Tous les éléments que nous avons vu au long de cet article m’amènent à penser que le Gouvernement cherche à inciter les propriétaires à louer un logement en longue durée, plutôt qu’en courte durée.
Cerise sur le gâteau, les récentes évolutions fiscales dont nous avons parlé (la réduction de l’abattement à 30%) ne concerne pas ce type de location. Cela signifie que les bailleurs qui proposent un bail de location en longue durée continueront de bénéficier d’un abattement de 50% s’ils choisissent de déclarer leurs revenus locatifs sous le régime du micro-BIC.
Ainsi, l’écart de rentabilité nette entre la location meublée longue durée et son équivalent en saisonnier ne cesse de se réduire.
Un marché qui va se polariser sur deux extrêmes
Face à ce constat, je pense sincèrement que, dans les années à venir, le marché va se diviser en deux catégories bien distinctes.
D’un côté, il y aura les personnes qui font cette activité en amateur, c’est à dire de façon ponctuelle, afin de dégager un complément de revenu. Cela pourra être en proposant une chambre dans leur logement principal, en louant leur résidence principales quelques semaines par an, ou bien en proposant une location de leur résidence secondaire afin de payer les différents frais d’entretien. Les avantages, divers et variés (fiscalité, autorisations nécessaires, démarches, etc), pour les faibles revenus (inférieurs à 15 000 euros par an), vont dans ce sens.

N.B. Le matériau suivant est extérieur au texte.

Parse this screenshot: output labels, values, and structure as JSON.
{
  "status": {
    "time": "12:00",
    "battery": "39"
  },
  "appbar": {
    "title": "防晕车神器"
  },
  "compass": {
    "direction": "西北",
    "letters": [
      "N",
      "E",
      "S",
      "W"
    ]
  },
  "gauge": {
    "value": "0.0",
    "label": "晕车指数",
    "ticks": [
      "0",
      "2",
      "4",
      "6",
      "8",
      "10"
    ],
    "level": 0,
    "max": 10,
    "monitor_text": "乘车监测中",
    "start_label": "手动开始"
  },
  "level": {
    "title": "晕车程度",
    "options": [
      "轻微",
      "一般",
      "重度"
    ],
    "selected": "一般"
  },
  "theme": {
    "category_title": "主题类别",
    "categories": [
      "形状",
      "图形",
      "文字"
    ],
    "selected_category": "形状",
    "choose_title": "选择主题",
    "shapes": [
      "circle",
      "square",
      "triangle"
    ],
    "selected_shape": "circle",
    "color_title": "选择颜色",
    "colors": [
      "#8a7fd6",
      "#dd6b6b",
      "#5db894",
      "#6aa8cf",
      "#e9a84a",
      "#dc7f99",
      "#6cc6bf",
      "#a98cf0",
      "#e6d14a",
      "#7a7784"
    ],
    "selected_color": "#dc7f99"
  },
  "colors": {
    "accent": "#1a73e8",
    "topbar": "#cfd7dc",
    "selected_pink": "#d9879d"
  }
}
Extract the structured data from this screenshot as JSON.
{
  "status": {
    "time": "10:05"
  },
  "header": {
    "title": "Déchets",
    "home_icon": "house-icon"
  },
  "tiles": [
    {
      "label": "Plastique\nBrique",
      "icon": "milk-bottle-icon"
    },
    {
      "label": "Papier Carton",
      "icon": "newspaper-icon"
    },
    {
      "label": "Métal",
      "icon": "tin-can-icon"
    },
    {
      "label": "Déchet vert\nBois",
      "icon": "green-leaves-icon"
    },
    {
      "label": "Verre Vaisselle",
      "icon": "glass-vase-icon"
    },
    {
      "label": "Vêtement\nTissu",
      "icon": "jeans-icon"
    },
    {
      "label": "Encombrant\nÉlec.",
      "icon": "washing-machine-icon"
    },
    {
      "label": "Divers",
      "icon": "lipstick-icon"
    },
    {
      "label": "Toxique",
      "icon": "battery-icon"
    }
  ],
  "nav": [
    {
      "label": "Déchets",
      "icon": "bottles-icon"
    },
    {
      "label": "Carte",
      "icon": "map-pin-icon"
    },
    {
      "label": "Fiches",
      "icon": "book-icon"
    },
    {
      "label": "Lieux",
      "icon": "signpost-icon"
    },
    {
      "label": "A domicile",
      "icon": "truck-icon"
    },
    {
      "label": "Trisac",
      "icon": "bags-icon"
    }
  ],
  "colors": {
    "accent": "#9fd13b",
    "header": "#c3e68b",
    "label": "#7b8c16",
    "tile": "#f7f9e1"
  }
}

De l’autre côté, il y aura les personnes qui voudront en faire une activité à temps plein, professionnelle, et qui devront se structurer en conséquence. Cela passera certainement par la création d’une structure juridique adaptée, l’obtention d’autorisations diverses, la tenue systématique d’une comptabilité, ou encore une approche professionnelle de l’activité.